A Binary Search Tree (BST) is recursively defined as a binary tree which has the following properties:

The left subtree of a node contains only nodes with keys less than the node's key.

The right subtree of a node contains only nodes with keys greater than or equal to the node's key.

Both the left and right subtrees must also be binary search trees.

A Complete Binary Tree (CBT) is a tree that is completely filled, with the possible exception of the bottom level, which is filled from left to right.

Now given a sequence of distinct non-negative integer keys, a unique BST can be constructed if it is required that the tree must also be a CBT. You are supposed to output the level order traversal sequence of this BST.

Input Specification:

Each input file contains one test case. For each case, the first line contains a positive integer N (<=1000). Then N distinct non-negative integer keys are given in the next line. All the numbers in a line are separated by a space and are no greater than 2000.

Output Specification:

For each test case, print in one line the level order traversal sequence of the corresponding complete binary search tree. All the numbers in a line must be separated by a space, and there must be no extra space at the end of the line.

Sample Input:

10

1 2 3 4 5 6 7 8 9 0

Sample Output:

6 3 8 1 5 7 9 0 2 4

题目大意：给出一个构成完全二叉树（除了最后一层的右边可能缺少部分节点，其余层均达到最大节点数）的序列，要求输出该完全二叉树的层次遍历。

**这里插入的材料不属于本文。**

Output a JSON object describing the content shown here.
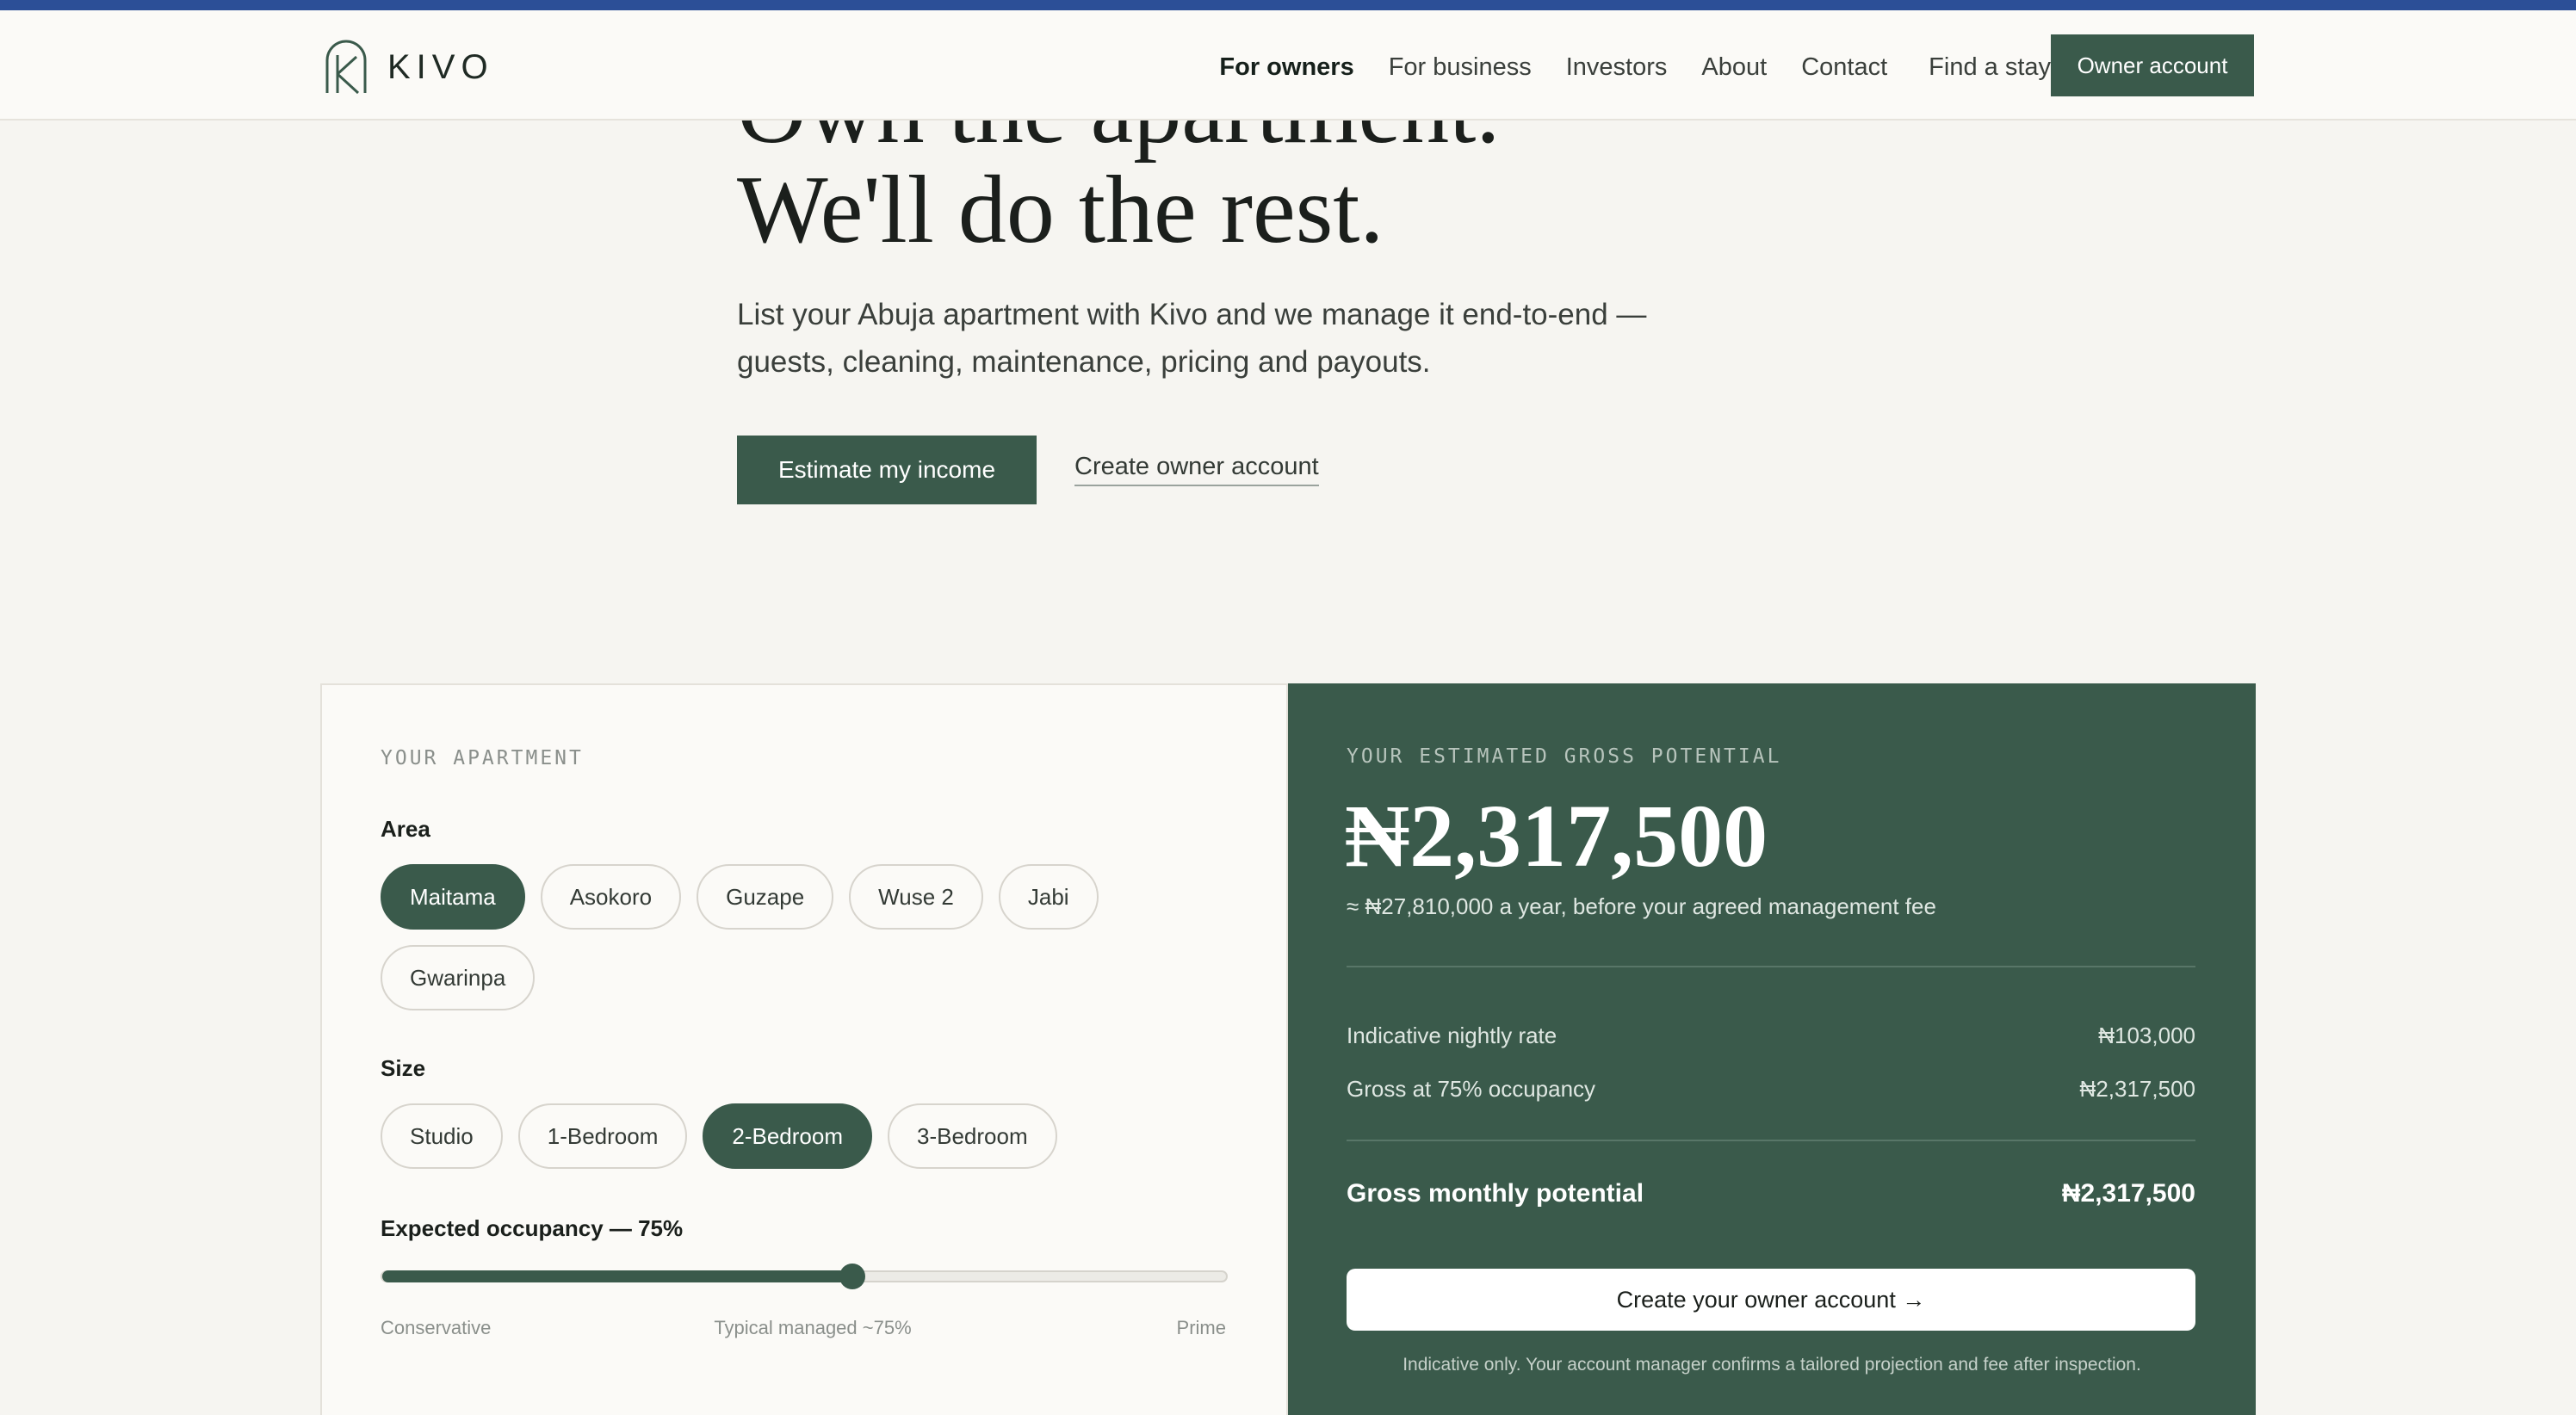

主要思想：根据完全二叉树的特性可以用一个数组很方便的表示出来，将根节点的索引设为1，之后每个索引为i的节点，其左节点为2i，右节点为2i+1，然后对于输入的序列进行排序后按照中序遍历依次填入二叉树数组，这样完全二叉树就构造成功了，而最后一步的层次遍历输出其实就是对数组的顺序输出。

#include <cstdio>
#include <algorithm>
int n;						//节点个数
int index = 0;				//序列数组的索引
int a[1005];				//输入的序列数组
int node[1005];				//完全二叉树数组
using namespace std;

void travel(int i) {
    if (i > n)  return;
    travel(2*i);
    node[i] = a[index++];
    travel(2*i+1);
}

int main(void) {
    int i;

    scanf("%d", &n);
    for (i = 0; i < n; i++) {
        scanf("%d", &a[i]);
    }
    sort(a, a+n);
    travel(1);				//中序遍历构造完全二叉树
	//层次遍历输出
    for (i = 1; i < n; i++)
        printf("%d ", node[i]);
    printf("%d\n", node[i]);

    return 0;
}